New indexes on flood.timestamp and history.timestamp for cron runs. [#165061]

This morning it was brought to our attention, forcefully so, that the crun runs that clear out watchdog and history tables take quite awhile to complete. After tossing around several ideas about this, I eventually actually looked at the tables and noticed that while they are preened with a DELETE FROM

WHERE timestamp, there is no index on timestamp so it is doing a full table scan. Below are some numbers with and without the timestamp index, I would request that there be one by default.

Without index:
mysql> delete from test1 where timestamp < 1185832802;
Query OK, 33896 rows affected (2 min 56.80 sec)

With Index:

mysql> delete from test where timestamp < 1185832802;
Query OK, 33896 rows affected (20.13 sec)

Insert benchmarks without index: (1032 watchdog inserts)

Run1: .797 seconds
Run2: .759 seconds
Run3: .612 seconds

With index: (1032 watchdog inserts)

Run1: 1.07 seconds
Run2: 1.32 seconds
Run3: 1.7 seconds

A performance hit, but a trade-able one considering the gains on the other side.

Comment	File	Size	Author
#24	timestamp_indexes-165061_D7-24.patch	1.53 KB	basic
#22	timestamp_indexes-165061_D7-21.patch	1.27 KB	basic
#21	timestamp_indexes-165061-16.patch	760 bytes	basic
#16	timestamp_indexes-165061-16.patch	912 bytes	basic
#1	timestamp_indexes.patch	2.92 KB	damien_vancouver

Comments

Comment #1

damien_vancouver commented 11 September 2007 at 00:19

Category:	feature	» bug
Status:	Active	» Needs review

Status	File	Size
new	timestamp_indexes.patch	2.92 KB

I just ran into this too... deadlocking due to extra logging I added filling the watchdog tables, then the qeuries to DELETE FROM watchdog WHERE timestamp < XXXXXX were timing out due to the extra rows in watchdog, then causing MySQL deadlocks, which then slowed down the site and caused monitoring errors....... you get the idea My mistake was definitely me putting in way too much watchdog logging, my DB jumped in size from 3 gigs to over 20 (!).

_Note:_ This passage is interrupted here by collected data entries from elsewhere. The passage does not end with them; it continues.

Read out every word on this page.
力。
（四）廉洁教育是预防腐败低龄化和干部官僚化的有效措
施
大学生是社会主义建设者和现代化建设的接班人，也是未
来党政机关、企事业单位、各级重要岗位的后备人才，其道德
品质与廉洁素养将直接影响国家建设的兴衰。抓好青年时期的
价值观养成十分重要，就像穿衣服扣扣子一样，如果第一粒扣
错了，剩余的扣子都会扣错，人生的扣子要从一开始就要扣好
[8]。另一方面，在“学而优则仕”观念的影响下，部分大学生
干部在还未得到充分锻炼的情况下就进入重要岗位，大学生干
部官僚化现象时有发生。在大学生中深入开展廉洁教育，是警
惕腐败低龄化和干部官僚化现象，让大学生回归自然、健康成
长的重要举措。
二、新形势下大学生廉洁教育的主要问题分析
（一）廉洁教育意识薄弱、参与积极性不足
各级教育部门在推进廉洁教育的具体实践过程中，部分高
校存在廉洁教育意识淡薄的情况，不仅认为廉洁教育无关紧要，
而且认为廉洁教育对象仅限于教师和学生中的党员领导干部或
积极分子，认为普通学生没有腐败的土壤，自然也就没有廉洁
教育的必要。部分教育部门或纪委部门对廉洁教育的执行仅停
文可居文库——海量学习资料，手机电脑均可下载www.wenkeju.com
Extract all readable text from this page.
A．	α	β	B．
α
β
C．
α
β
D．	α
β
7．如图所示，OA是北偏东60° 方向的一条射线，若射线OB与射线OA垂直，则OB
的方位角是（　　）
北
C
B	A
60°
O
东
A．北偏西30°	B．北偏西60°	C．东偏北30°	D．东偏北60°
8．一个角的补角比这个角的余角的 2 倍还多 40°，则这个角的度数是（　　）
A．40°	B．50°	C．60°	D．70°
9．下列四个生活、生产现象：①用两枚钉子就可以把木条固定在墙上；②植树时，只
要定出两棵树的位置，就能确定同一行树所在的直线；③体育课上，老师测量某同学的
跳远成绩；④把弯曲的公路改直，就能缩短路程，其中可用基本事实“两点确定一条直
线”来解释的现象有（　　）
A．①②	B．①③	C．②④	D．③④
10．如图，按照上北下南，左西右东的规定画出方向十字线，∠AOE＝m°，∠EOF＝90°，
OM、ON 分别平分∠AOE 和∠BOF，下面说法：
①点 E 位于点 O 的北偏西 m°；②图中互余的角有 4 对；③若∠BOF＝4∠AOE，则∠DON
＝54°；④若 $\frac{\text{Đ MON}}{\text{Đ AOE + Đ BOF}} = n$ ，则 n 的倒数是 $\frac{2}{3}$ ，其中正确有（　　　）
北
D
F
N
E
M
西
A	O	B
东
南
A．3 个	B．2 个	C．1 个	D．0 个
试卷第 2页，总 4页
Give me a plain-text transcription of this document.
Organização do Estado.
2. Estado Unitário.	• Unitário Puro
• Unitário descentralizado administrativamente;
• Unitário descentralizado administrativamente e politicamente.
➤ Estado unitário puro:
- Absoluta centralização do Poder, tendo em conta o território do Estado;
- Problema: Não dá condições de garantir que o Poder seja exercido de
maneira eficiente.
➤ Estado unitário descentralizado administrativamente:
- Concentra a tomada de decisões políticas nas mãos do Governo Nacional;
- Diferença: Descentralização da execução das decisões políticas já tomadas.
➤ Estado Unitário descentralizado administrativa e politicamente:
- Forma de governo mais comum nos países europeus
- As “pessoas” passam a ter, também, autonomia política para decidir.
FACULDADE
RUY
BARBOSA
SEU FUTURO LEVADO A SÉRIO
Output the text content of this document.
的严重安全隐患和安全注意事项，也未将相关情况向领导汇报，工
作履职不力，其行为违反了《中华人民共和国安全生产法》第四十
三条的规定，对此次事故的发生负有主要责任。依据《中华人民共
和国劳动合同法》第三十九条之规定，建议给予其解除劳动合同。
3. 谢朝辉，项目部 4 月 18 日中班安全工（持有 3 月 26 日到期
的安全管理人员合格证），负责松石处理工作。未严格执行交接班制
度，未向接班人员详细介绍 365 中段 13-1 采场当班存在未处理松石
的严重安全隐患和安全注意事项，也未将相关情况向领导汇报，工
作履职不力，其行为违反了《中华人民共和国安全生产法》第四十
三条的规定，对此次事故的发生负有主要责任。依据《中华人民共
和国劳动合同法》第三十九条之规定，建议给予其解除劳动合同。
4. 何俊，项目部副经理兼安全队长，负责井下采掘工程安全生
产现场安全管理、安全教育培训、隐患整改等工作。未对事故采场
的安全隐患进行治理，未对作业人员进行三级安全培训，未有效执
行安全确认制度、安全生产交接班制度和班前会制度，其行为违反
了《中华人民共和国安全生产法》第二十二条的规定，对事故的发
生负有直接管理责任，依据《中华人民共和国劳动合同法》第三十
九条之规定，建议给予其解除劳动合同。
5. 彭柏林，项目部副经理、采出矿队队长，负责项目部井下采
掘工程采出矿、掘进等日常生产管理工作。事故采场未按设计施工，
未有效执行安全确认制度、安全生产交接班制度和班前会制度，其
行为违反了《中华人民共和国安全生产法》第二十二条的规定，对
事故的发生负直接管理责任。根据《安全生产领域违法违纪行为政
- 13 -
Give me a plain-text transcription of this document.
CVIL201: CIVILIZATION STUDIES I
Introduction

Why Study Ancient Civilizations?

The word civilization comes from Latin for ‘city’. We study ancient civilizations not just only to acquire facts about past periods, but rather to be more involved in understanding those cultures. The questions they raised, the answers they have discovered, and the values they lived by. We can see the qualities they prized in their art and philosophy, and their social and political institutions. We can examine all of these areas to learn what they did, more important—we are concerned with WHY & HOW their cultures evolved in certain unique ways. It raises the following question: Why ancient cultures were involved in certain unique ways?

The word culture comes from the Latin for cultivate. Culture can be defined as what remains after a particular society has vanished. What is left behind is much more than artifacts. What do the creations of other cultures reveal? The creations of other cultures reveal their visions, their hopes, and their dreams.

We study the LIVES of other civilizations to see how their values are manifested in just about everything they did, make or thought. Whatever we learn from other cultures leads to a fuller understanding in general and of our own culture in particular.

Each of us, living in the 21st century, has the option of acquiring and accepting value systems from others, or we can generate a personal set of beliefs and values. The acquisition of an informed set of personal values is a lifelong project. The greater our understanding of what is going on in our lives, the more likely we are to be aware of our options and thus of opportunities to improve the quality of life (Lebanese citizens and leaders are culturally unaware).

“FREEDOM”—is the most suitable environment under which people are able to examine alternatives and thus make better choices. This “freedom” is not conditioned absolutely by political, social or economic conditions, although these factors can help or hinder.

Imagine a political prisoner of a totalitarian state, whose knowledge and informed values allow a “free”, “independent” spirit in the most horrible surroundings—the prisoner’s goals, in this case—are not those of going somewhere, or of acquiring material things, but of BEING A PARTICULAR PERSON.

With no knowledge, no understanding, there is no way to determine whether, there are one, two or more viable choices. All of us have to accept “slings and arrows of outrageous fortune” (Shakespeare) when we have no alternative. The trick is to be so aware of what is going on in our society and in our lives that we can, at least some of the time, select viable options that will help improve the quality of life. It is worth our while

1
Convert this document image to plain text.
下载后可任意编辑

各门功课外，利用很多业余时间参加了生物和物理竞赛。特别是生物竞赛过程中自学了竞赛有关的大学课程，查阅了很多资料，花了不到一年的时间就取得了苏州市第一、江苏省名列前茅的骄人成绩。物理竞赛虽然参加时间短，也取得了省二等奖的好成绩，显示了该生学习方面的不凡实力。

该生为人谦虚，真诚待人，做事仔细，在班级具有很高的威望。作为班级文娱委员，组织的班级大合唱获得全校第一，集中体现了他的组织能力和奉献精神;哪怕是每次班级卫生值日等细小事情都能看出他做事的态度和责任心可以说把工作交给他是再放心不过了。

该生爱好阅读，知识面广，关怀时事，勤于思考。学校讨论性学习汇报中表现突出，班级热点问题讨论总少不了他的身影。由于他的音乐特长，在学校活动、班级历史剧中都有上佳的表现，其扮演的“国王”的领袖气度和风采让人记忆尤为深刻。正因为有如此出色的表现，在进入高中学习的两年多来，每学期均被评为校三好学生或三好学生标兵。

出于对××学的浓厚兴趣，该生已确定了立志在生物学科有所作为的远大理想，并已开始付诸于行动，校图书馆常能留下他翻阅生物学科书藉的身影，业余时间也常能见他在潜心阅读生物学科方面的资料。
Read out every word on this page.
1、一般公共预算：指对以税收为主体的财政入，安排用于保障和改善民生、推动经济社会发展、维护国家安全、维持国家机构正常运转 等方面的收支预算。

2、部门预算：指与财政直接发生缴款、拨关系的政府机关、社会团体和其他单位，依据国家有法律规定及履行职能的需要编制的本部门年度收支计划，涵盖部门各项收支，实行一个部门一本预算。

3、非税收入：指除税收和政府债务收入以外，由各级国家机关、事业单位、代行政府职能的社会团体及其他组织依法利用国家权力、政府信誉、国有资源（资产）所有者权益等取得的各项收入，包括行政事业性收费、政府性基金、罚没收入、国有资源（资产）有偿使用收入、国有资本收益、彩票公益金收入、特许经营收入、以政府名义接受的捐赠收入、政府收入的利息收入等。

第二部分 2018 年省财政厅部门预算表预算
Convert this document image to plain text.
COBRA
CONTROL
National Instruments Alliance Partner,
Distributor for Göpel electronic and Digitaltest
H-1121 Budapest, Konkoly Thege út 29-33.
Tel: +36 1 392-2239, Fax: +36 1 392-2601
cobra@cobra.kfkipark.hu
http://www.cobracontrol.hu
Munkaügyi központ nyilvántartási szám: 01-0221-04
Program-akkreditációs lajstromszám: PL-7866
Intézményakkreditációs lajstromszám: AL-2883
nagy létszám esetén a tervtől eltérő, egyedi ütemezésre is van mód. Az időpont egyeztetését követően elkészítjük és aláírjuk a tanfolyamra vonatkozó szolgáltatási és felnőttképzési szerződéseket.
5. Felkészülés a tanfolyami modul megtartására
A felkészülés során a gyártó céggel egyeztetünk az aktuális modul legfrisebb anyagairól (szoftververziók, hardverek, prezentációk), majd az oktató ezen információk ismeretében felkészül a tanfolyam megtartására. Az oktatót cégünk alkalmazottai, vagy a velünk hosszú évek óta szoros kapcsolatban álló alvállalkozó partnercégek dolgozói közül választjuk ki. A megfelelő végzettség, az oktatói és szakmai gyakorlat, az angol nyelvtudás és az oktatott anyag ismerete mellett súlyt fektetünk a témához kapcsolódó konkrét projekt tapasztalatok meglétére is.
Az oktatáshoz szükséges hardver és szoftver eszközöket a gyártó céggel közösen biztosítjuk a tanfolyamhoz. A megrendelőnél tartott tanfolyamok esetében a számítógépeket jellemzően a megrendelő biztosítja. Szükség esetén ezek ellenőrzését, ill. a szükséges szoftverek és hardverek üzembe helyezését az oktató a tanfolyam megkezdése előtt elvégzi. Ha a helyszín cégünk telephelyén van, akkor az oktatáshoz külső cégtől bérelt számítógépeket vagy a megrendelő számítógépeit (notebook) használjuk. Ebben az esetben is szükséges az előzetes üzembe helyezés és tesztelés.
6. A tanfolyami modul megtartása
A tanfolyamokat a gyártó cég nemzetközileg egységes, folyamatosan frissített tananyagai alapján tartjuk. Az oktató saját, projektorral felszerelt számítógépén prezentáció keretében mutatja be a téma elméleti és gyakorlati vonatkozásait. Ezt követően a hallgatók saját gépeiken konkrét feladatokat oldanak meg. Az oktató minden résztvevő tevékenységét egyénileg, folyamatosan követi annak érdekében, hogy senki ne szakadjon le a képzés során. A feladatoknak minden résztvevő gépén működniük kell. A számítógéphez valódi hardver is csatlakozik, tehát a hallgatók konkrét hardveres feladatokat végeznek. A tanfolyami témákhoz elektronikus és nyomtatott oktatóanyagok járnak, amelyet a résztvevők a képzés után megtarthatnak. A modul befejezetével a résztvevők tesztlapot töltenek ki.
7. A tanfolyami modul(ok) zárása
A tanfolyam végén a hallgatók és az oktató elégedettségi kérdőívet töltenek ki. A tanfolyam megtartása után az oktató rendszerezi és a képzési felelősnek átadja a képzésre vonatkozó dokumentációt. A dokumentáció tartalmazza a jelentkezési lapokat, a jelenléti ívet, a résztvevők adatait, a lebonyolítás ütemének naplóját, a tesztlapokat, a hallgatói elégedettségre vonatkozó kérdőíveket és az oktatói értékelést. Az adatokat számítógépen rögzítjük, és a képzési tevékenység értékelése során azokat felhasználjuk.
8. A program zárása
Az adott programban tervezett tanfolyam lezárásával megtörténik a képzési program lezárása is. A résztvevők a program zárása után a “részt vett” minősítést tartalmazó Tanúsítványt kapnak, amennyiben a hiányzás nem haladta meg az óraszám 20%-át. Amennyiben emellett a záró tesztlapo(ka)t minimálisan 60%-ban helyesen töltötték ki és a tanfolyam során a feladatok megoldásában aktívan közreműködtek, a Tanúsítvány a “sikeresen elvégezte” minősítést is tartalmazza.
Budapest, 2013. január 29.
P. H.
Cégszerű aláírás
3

SO - under normal circumstances this should not be a major problem. However, it is definitely still a problem in my opinion. Often when you need this efficiency the most is when something has gone wrong and you have lots of rows... it should be fixed I think and Drupal should never ever be doing full table scans of a table no matter what.

I've attached a patch for DRUPAL-5 (works fine against drupal 5.2) so indexes will be added on the following:

{flood}.timestamp
{history}.timestamp
{watchdog}.timestamp

The patch also adds a new update for system.module, #1023, which creates the same indexes. If you are installing this patch onto an existing Drupal site, you will have to visit the update.php and run available updates (system #1023 will create your indexes).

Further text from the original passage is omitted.